The most incriminatory and unarguable allegation leveled by some Senate Judiciary Committee panelists against Supreme Court nominee Judge Neil Gorsuch was, apparently, that he isn’t Merrick Garland. Guilty as charged.
Mr. Garland, of course, for anyone blessedly short of political memory, was former President Barack Obama’s nominee for the seat left vacant since the death of Justice Antonin Scalia in February, 2016. Republican senators refused to schedule a hearing for that nominee since, they argued, a new president would be inaugurated a mere ten months later.
In this observer’s mind, and entirely unrelated to either my feelings about Mr. Obama or the fact that Judge Garland is Jewish, that refusal was a failure of congressional conscience. No matter how lame a presidential duck may be (and ten months is a substantial amount of time for a waterfowl to limp about), a sitting president has a right to nominate a candidate for a vacant Supreme Court seat; and the legislative branch, a responsibility to fairly consider him.
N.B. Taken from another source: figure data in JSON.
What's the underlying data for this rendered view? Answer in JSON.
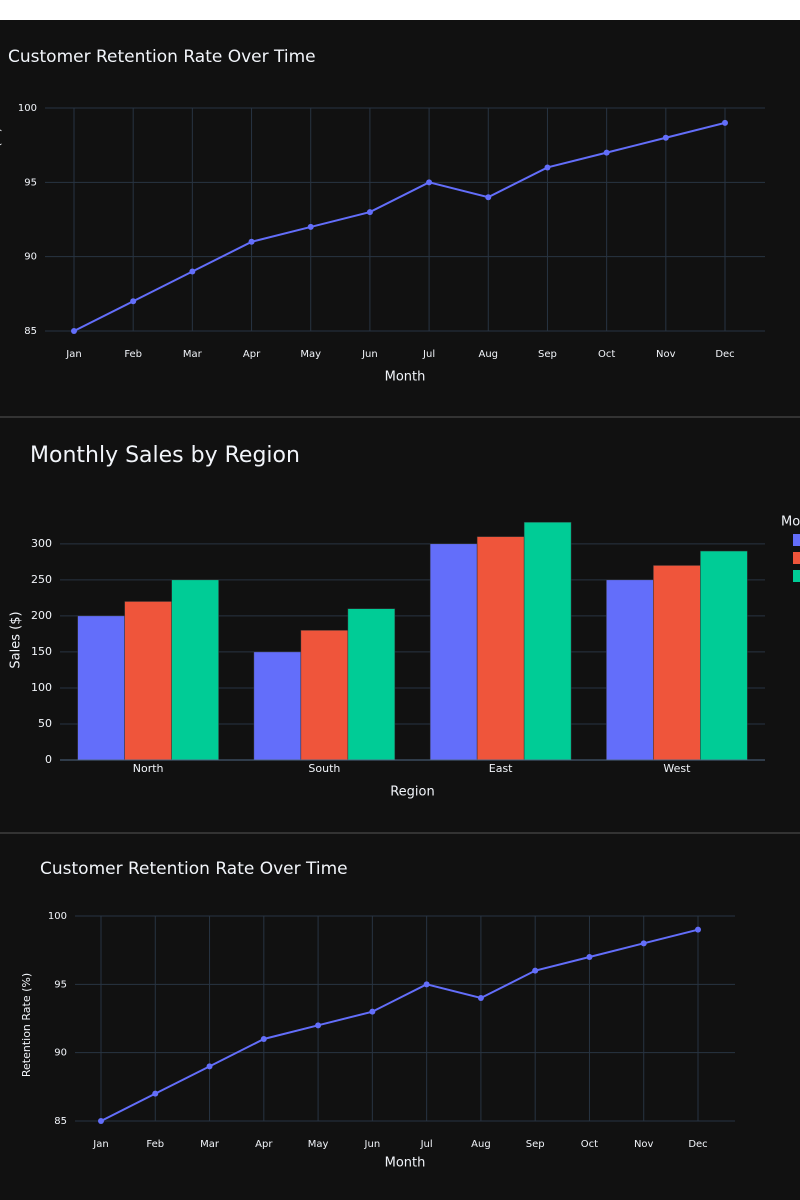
{
  "chart_data": [
    {
      "type": "line",
      "title": "Customer Retention Rate Over Time",
      "x_label": "Month",
      "y_label": "Retention Rate (%)",
      "categories": [
        "Jan",
        "Feb",
        "Mar",
        "Apr",
        "May",
        "Jun",
        "Jul",
        "Aug",
        "Sep",
        "Oct",
        "Nov",
        "Dec"
      ],
      "values": [
        85,
        87,
        89,
        91,
        92,
        93,
        95,
        94,
        96,
        97,
        98,
        99
      ],
      "color": "#636efa",
      "ylim": [
        85,
        100
      ],
      "yticks": [
        85,
        90,
        95,
        100
      ],
      "grid": true
    },
    {
      "type": "bar",
      "title": "Monthly Sales by Region",
      "x_label": "Region",
      "y_label": "Sales ($)",
      "legend_title": "Month",
      "categories": [
        "North",
        "South",
        "East",
        "West"
      ],
      "series": [
        {
          "color": "#636efa",
          "values": [
            200,
            150,
            300,
            250
          ]
        },
        {
          "color": "#ef553b",
          "values": [
            220,
            180,
            310,
            270
          ]
        },
        {
          "color": "#00cc96",
          "values": [
            250,
            210,
            330,
            290
          ]
        }
      ],
      "ylim": [
        0,
        340
      ],
      "yticks": [
        0,
        50,
        100,
        150,
        200,
        250,
        300
      ],
      "grid": true,
      "legend": "right"
    },
    {
      "type": "line",
      "title": "Customer Retention Rate Over Time",
      "x_label": "Month",
      "y_label": "Retention Rate (%)",
      "categories": [
        "Jan",
        "Feb",
        "Mar",
        "Apr",
        "May",
        "Jun",
        "Jul",
        "Aug",
        "Sep",
        "Oct",
        "Nov",
        "Dec"
      ],
      "values": [
        85,
        87,
        89,
        91,
        92,
        93,
        95,
        94,
        96,
        97,
        98,
        99
      ],
      "color": "#636efa",
      "ylim": [
        85,
        100
      ],
      "yticks": [
        85,
        90,
        95,
        100
      ],
      "grid": true
    }
  ]
}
But the fact that something unconscionable was done cannot change reality. Bad things happen (or are wrought), but life must go on. Mr. Garland’s mistreatment does not implicate Mr. Gorsuch in any way. And the latter, as per his reputation and his thoughtful responses during the Senate Judiciary Committee hearings, is an individual eminently qualified to serve on the nation’s highest court.
Less incriminatory, and entirely arguable, were two other charges brought against the nominee: that he once made remarks disparaging to expectant mothers, and that he showed callous misjudgment in a fraught legal case, ruling for an employer against an employee.
In the first case, a former law student of Judge Gorsuch alleged that, in a course at the University of Colorado Law School last year, he told his class that employers, specifically law firms, should ask women seeking jobs about their plans for establishing a family, and implied that women routinely manipulate companies when they are interviewed, in order to extract maternity benefits.
Asked if the charge was true, Mr. Gorsuch replied, “No.”
“I would have never have said [such a thing],” he continued, “I’d be delighted to actually clear this up.”
In a letter to the committee, another student in the class disputed the account. And a former law clerk for Mr. Gorsuch, Janie Nitze, said that when she heard the allegations, “I didn’t know whether to laugh or cry.” She and 10 other female former clerks also sent a letter to the committee in support of the candidate. In it, the 11 women asserted that “The judge has spoken of the struggles of working attorneys to juggle family with work obligations; not once have we heard him intimate that those struggles are, or should be, shouldered by one gender alone.”
The second attempt to portray Mr. Gorsuch as an ogre involved the case of a truck driver who was fired for abandoning his cargo trailer when its brakes froze in sub-zero temperatures. The unfortunate man, after repeatedly being told by the company to stay put since help was on the way, decided – entirely understandably, considering the temperature and the malfunctioning of the heater in the truck cab – to detach the trailer from the cab and drive away.
The legal question in the case was whether a “whistleblower” provision that protects a driver when he “refuses to operate a vehicle” because of safety concerns covered the trucker who chose instead to operate his vehicle.
It may have been heartless for the employer to fire the trucker, in other words, but did it violate the letter of the statute? Judge Gorsuch, in a dissent to a 2016 ruling by his two colleagues on a three-judge panel of the U.S. Court of Appeals for the Tenth Circuit, contended that it did not.
For that stance, the nominee was painted as heartless himself, unconcerned with the “little guy.” But an American judge, of course, no less than, l’havdil, a posek in a monetary issue, must render his dispassionate judgment, devoid of sympathy or antipathy toward either litigant, “big company” or “little guy.” The Torah enjoins us to not “favor the face of the poor one” in court (Vayikra, 19:15).
In 97 percent of 2,700 cases, Mr. Gorsuch noted, his judgments were part of unanimous decisions; and he was in the majority 99 percent of the time.
No, he’s not Merrick Garland, it must be conceded. He is Neil Gorsuch.
And eminently qualified for a seat on the republic’s highest court.